Der Liberal-Islamische Bund hat sich zum diesjährigen Tag des Grundgesetzes (23.5.2017) eine Charta gegeben. Die „LIB-Charta“ betont die Freiheitsrechte des Einzelnen, insbesondere die Freiheit der Gedanken und der Meinungsäußerung, die Gewissens- und Religionsfreiheit, die Entscheidungsfreiheit in Fragen der Partnerschaft sowie der Eheschließung und der Familiengründung.1 Ausgangspunkt und Grundlage des LIB sind die im Grundgesetz und in der Allgemeinen Erklärung der Menschenrechte niedergelegten Werte, weshalb die Unantastbarkeit der Würde des Menschen an erster Stelle genannt wird. Allen Menschen stünden unabhängig von Ethnie, Hautfarbe, Geschlecht, sexueller Orientierung, Religion und sonstigen Überzeugungen sowie Herkünften die in diesen Grundlagen verankerten Rechte zu. Zu allen Punkten werden Stellen aus Koran und Sunna zitiert, besonders prominent der Koranvers Sure 17,70, der als Beleg für die Achtung der Menschenwürde dient: „Nun haben wir tatsächlich den Menschenkindern Würde verliehen ...“2

Der umfangreichste Teil der Charta ist die Präambel, die darlegt, dass zwischen den Menschenrechten und der Scharia kein Widerspruch bestehe. Denn die Scharia sei nicht als rechtliches Regelwerk zu verstehen, sondern als individueller ethischer Leitfaden der Gläubigen. Zweck der Scharia sei „das Herstellen gemeinwohlorientierter Zustände“, was nur kontextbezogen geschehen kann und daher nicht nur die Unterscheidung von „überzeitlichen Geboten“ (wie die Achtung der Menschenwürde) und historisch bedingten juristischen Regelungen notwendig macht, sondern auch die Interpretation dieser zeitbedingten Regelungen „im Lichte der überzeitlichen Gebote“, die damit zu entscheidenden Kriterien im hermeneutischen Prozess werden. Die Verwirklichung der Scharia wird somit ethischen Leitlinien unterworfen, die unzeitgemäße und dem heutigen Kontext zuwiderlaufende rechtliche Regelungen relativieren bzw. außer Kraft setzen können und sollen – ein im Grunde in jeder Generation erforderlicher und für das hoch flexible und auslegungsoffene System „Scharia“ charakteristischer Prozess. Mit dieser Hermeneutik sind die Menschenrechte, die das Ergebnis jahrtausendelanger Menschheitserfahrung sind und der kritischen Prüfung durch die Vernunft standhalten, nicht nur mit der islamischen Tradition vereinbar, sondern „als Bestandteil der Scharia anzusehen und nicht als etwas ‚Externes‘“, so die LIB-Charta.

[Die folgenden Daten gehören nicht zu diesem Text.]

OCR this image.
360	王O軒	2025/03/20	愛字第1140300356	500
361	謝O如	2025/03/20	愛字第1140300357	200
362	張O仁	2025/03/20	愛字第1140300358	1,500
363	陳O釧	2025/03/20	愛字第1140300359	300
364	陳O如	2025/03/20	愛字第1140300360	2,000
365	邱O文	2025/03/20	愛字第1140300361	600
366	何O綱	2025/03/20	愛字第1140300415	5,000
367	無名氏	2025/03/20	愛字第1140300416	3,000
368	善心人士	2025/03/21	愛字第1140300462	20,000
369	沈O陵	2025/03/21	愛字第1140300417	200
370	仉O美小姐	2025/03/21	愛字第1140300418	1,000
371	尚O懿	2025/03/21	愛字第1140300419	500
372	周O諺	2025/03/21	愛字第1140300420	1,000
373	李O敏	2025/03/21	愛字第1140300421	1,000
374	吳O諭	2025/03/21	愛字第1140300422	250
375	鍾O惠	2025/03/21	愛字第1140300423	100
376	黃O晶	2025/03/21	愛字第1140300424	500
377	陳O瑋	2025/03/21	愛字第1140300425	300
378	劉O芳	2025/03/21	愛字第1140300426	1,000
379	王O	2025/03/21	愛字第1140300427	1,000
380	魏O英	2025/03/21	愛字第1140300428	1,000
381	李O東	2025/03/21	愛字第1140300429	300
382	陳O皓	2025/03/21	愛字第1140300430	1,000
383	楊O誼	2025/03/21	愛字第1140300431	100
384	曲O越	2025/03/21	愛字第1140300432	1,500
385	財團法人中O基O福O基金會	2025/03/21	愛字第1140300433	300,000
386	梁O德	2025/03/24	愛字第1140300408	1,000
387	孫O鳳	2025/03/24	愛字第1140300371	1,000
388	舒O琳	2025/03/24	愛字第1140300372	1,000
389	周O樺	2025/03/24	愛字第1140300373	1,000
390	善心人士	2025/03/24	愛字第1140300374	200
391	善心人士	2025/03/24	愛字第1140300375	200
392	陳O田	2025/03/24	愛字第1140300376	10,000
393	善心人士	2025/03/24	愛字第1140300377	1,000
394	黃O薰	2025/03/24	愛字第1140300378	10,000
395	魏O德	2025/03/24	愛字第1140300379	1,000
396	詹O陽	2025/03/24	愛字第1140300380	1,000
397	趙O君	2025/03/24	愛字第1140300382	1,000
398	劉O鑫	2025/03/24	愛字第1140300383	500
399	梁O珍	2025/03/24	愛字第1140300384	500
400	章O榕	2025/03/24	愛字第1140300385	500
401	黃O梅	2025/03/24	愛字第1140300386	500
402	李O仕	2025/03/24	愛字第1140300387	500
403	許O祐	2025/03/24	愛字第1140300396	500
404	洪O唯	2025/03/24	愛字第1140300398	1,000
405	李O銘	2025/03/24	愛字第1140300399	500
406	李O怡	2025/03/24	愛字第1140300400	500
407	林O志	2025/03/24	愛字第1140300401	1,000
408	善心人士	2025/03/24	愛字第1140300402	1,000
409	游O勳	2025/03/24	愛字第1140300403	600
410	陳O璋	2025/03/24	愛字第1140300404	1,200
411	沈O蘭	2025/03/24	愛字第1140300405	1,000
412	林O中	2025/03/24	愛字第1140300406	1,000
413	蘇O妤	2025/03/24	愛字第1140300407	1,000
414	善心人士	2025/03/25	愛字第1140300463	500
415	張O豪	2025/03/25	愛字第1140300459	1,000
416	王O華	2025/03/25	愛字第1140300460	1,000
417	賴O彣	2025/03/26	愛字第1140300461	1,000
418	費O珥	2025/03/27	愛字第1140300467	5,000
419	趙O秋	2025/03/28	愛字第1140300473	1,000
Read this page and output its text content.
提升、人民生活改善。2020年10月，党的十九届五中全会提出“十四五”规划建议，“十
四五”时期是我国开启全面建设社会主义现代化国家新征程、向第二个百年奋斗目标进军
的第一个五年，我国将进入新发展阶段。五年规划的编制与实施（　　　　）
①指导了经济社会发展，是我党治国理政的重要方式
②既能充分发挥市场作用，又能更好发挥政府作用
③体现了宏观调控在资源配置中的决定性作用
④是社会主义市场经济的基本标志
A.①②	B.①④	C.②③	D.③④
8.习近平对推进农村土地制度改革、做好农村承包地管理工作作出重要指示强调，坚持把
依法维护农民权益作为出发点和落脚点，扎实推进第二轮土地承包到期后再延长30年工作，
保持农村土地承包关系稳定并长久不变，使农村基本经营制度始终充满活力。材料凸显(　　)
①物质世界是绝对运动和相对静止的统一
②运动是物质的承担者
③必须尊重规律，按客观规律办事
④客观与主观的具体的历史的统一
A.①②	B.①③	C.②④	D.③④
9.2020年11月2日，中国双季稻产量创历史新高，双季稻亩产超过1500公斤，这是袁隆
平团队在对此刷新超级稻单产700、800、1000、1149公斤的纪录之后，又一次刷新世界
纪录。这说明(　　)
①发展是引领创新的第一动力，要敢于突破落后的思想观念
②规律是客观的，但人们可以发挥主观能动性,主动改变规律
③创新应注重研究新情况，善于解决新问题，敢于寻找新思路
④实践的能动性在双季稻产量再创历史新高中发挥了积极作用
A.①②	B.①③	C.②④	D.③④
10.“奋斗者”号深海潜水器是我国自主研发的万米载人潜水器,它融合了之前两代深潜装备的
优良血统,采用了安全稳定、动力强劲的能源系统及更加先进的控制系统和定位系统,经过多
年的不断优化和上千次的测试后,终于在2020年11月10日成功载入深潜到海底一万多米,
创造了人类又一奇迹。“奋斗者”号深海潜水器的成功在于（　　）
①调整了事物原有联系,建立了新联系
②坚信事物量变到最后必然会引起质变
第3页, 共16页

Aus dieser Haltung heraus werden weitere Grundsätze formuliert: Gleichheit vor dem Recht, Schutz des Privaten, Ja zur Demokratie, zur Rechtsstaatlichkeit und zur pluralistischen Gesellschaft im „religionsoffenen Säkularismus“ des Grundgesetzes, schließlich: Schutz für Gottes Schöpfung.

Der LIB legt mit der Charta ein wichtiges und zukunftsweisendes Dokument vor und stellt sich damit ausdrücklich in eine Reihe „mit zeitgenössischen Reformtheologinnen und Reformtheologen“. Im Vergleich mit einem Positionspapier des LIB zum Thema „Was ist ein liberales Islamverständnis?“ von vor ein paar Jahren (2012), das die Frage der Liberalität im Blick auf das Verständnis von Koran und Tradition ausführlich diskutiert, fällt auf, dass in der Charta das Wort „liberal“ außer im Namen des Vereins überhaupt nicht (mehr) vorkommt. Der LIB zieht es vor, seine Auffassung von „liberal“ durch den Inhalt des Dokuments selbst zum Ausdruck zu bringen, nämlich „eine kritische und freiheitliche Annäherung“ an die eigene Religion und ihre Texte, was auch bedeute, den Glauben in Einklang mit den eigenen Lebensumständen zu leben und weiterzuentwickeln, ohne dabei an Spiritualität zu verlieren.3 Mit dem Hinweis darauf, den Islam ohne Verlust an Spiritualität zu leben, wird die Offenheit hin zu Muslimen mit traditionelleren und konservativen Islamauslegungen signalisiert, deren Beitrag zur „Vielfalt des Islam“ positiv gewürdigt wird. Man bezieht sich wertschätzend auf die islamische Tradition. Zugleich distanziert sich der LIB deutlich von „Reformern“, die z. B. mit den konservativen Verbänden härter ins Gericht gehen, wie etwa Abdel-Hakim Ourghi, Saïda Keller-Messahli oder Ahmad Mansour. Dies zeigte sich zuletzt an der umgehenden ablehnenden Reaktion des LIB auf die Freiburger Deklaration der „säkularen Muslime“ vom September 2016,4 die freilich auch ohne Koranzitate auskommt und nur einmal den Philosophen Ibn Ruschd (Averroës) zitiert. Was darüber hinaus die Inhalte und die Frage des hermeneutischen Umgangs mit dem Koran angeht, sind die Unterschiede zwischen LIB und „säkularen Muslimen“ (wie auch zum Muslimischen Forum Deutschland) allerdings nicht groß. Es gibt eine zunehmend lebendige „liberale“ islamische Szene mit unterschiedlichen Akteuren, die in den nächsten Jahren Positionen, Koalitionen, aber auch Abgrenzungen und mögliche soziale Räume aushandeln werden. Der LIB steht dabei gewissermaßen zwischen den scharf traditionskritischen Reformern und den konservativ geprägten großen Islamverbänden.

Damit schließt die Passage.